Messina JP. Hepatology. 2014;doi:10.1002/hep.27259.
Hepatitis C virus genotype 1 is the most prevalent genotype and accounts for 83.4 million infections, or 46.2% of all cases, worldwide, according to a study published in Hepatology.
Researchers reviewed 1,217 studies published from 1989 to 2013 in an effort to compile a large survey of global HCV genotype prevalence. They tabulated HCV cases for each genotype in 117 countries, with data that encompassed 90% of the world population. Those data were combined with estimates of overall HCV prevalence based on the WHO Global Burden of Disease regions.
Source: Messina JP
“Understanding the global trends in the genetic makeup of HCV is the focus of our study and imperative in developing new treatment strategies that may save millions of lives around the world,” Jane P. Messina, PhD, from the department of zoology at University of Oxford, said in a press release.

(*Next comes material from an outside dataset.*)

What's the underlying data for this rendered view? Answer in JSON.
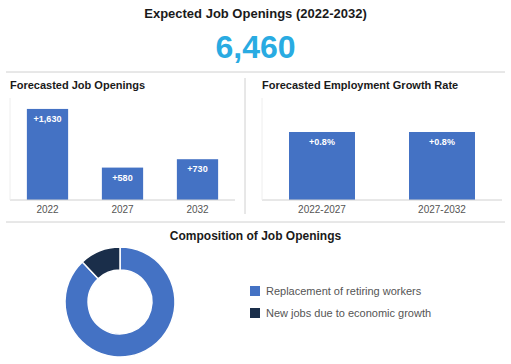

According to the results, genotype 1 accounted for almost half of HCV cases in the world, with more than one-third of cases reported in East Asia. Genotype 3 was the second most common (30.1%), with about 75% of cases reported in South Asia. Next was genotype 2 (9.1%), which is reported primarily in East Asia; 4 (8.3%), reported primarily in North Africa; and 6 (5.4%), reported primarily in East Asia. Genotype 5 accounted for less than 1% of cases worldwide, with the majority reported in Southern and Eastern sub-Saharan Africa.

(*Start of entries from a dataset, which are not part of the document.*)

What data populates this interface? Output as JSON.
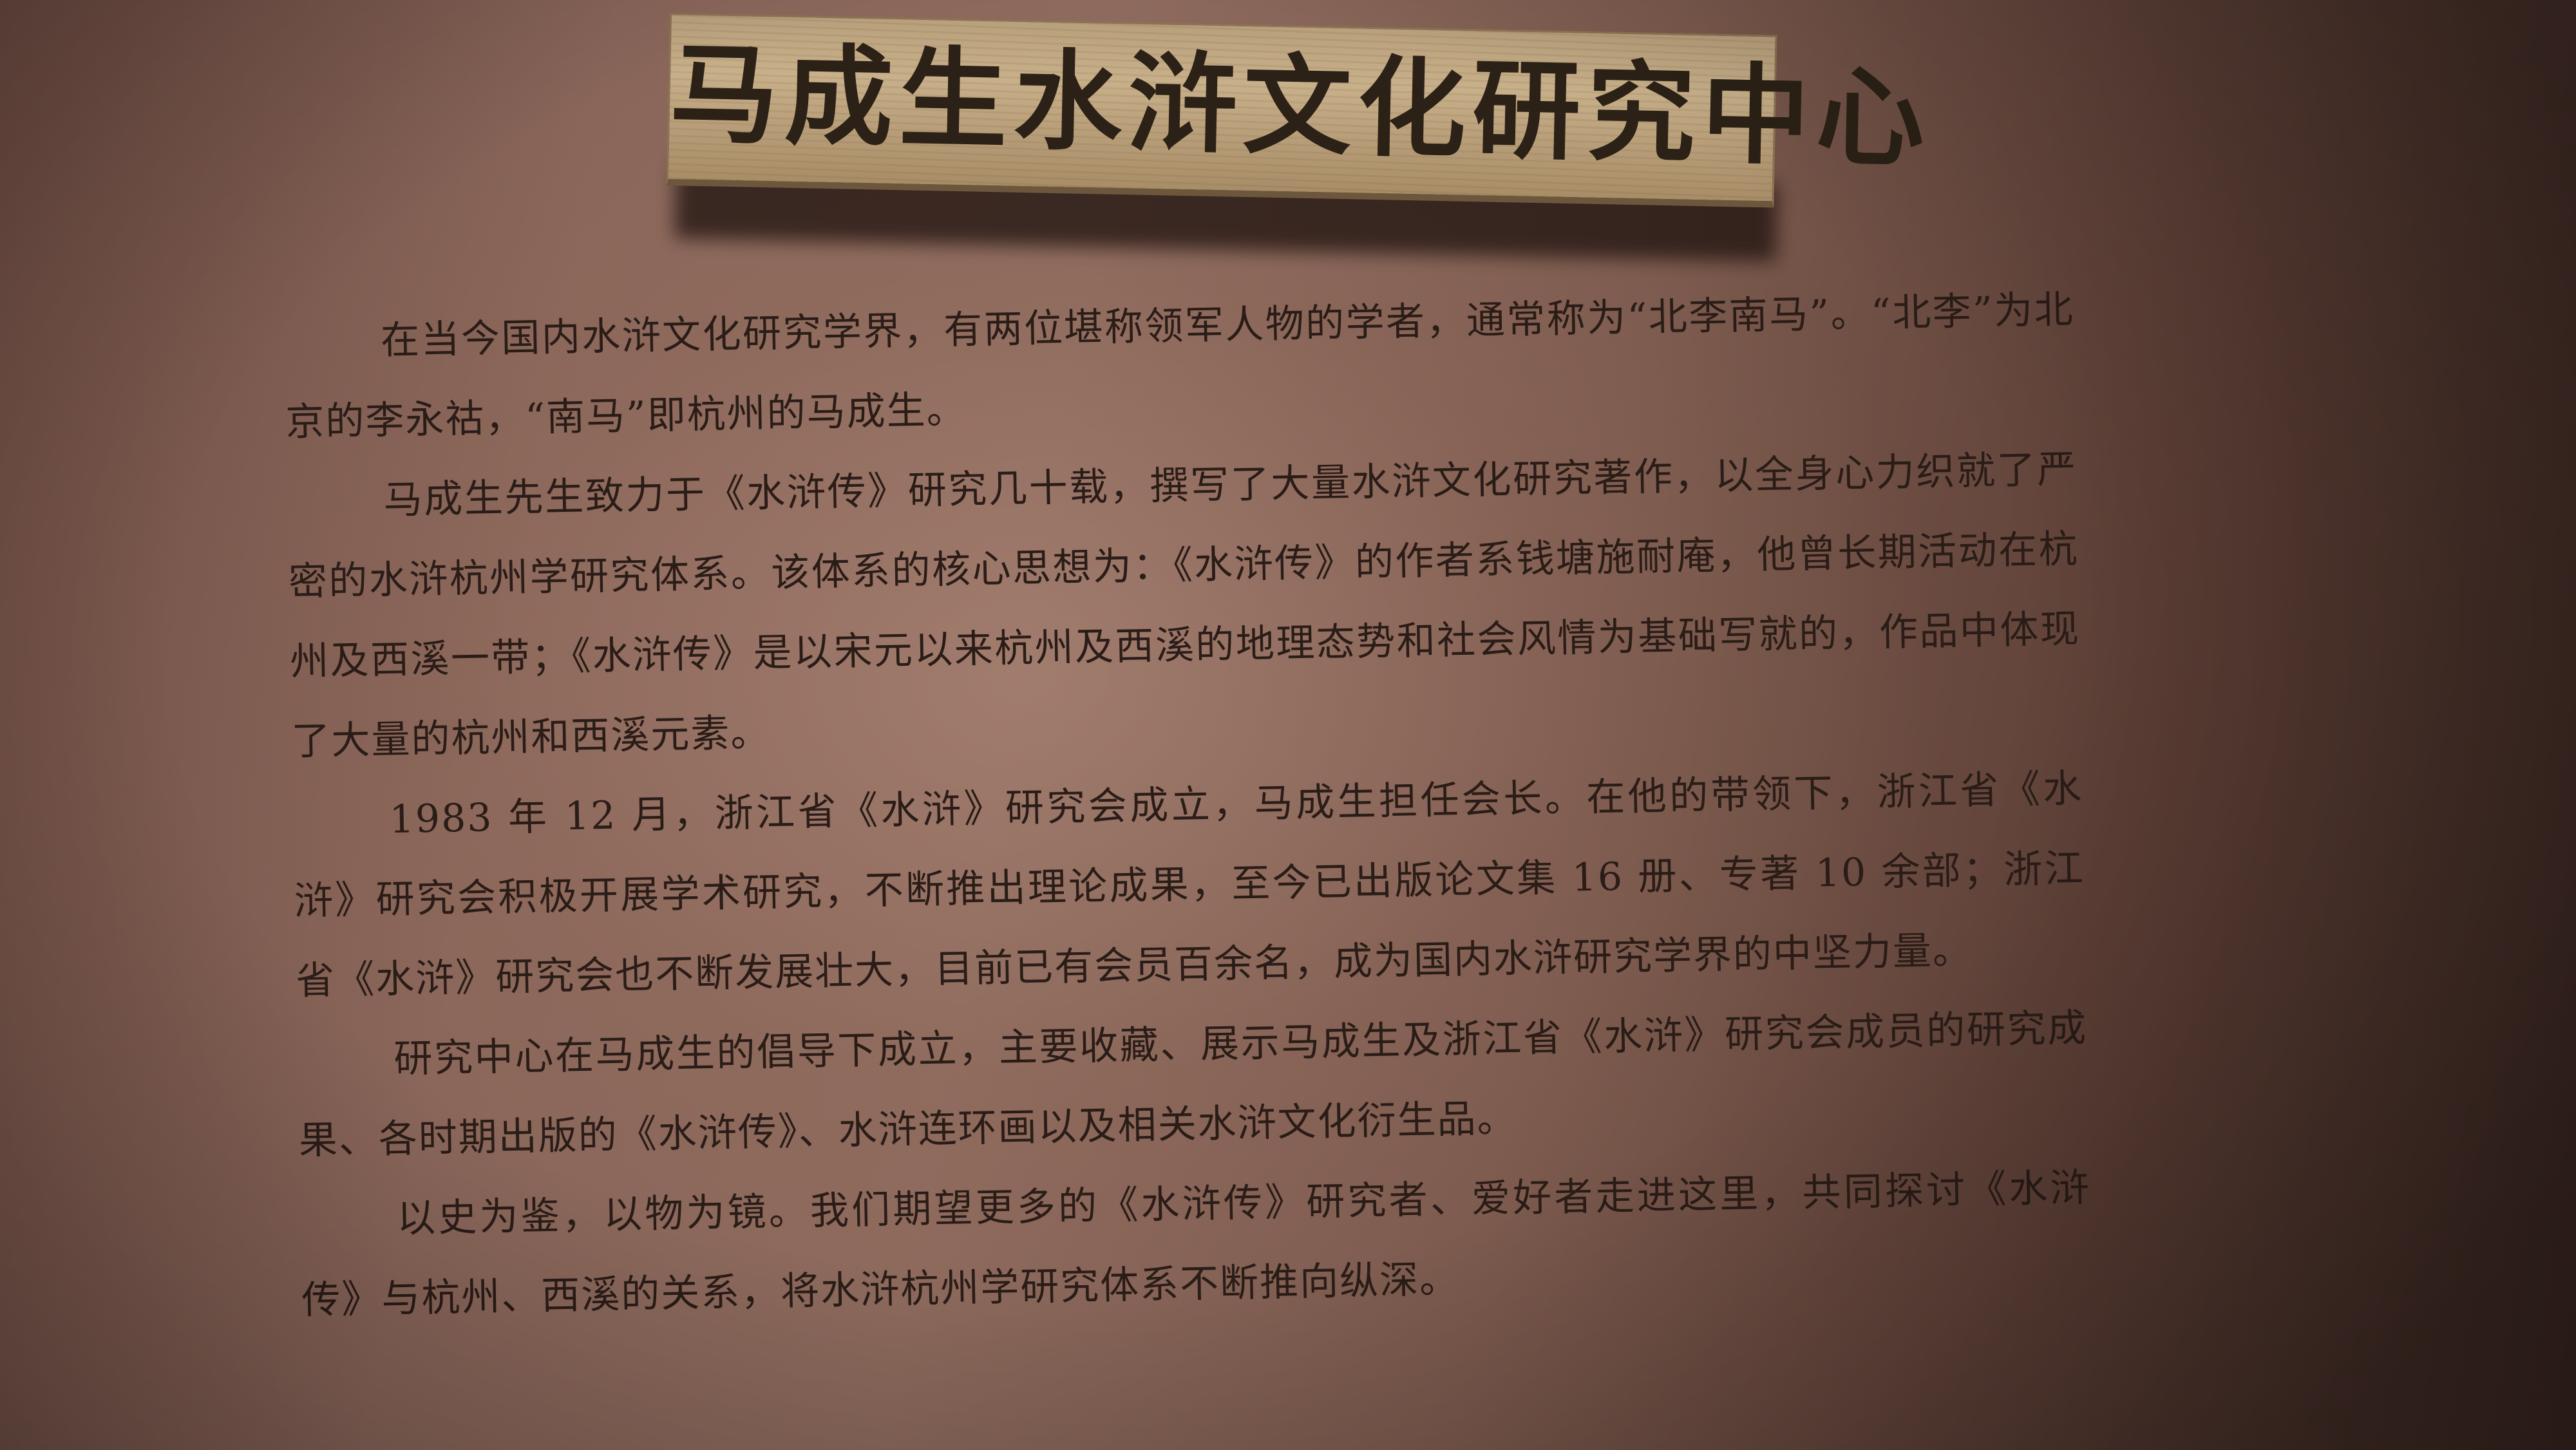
{
  "plaque": {
    "title": "马成生水浒文化研究中心"
  },
  "body": {
    "paragraphs": [
      "在当今国内水浒文化研究学界，有两位堪称领军人物的学者，通常称为“北李南马”。“北李”为北京的李永祜，“南马”即杭州的马成生。",
      "马成生先生致力于《水浒传》研究几十载，撰写了大量水浒文化研究著作，以全身心力织就了严密的水浒杭州学研究体系。该体系的核心思想为：《水浒传》的作者系钱塘施耐庵，他曾长期活动在杭州及西溪一带；《水浒传》是以宋元以来杭州及西溪的地理态势和社会风情为基础写就的，作品中体现了大量的杭州和西溪元素。",
      "1983 年 12 月，浙江省《水浒》研究会成立，马成生担任会长。在他的带领下，浙江省《水浒》研究会积极开展学术研究，不断推出理论成果，至今已出版论文集 16 册、专著 10 余部；浙江省《水浒》研究会也不断发展壮大，目前已有会员百余名，成为国内水浒研究学界的中坚力量。",
      "研究中心在马成生的倡导下成立，主要收藏、展示马成生及浙江省《水浒》研究会成员的研究成果、各时期出版的《水浒传》、水浒连环画以及相关水浒文化衍生品。",
      "以史为鉴，以物为镜。我们期望更多的《水浒传》研究者、爱好者走进这里，共同探讨《水浒传》与杭州、西溪的关系，将水浒杭州学研究体系不断推向纵深。"
    ]
  }
}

Sixty-six percent of genotype 1 cases were reported in countries classified by WHO as high-income, whereas genotypes 4 (18.5%) and 5 (5.9%) were more common in countries classified as low-income.
“Although genotype 1 is most common worldwide, non-genotype 1 HCV cases — which are less well served by advances in vaccine and drug development — still comprise over half of all HCV cases,” the researchers concluded.
Disclosure: Messina reports receiving support from the European Union-funded IDAMS consortium.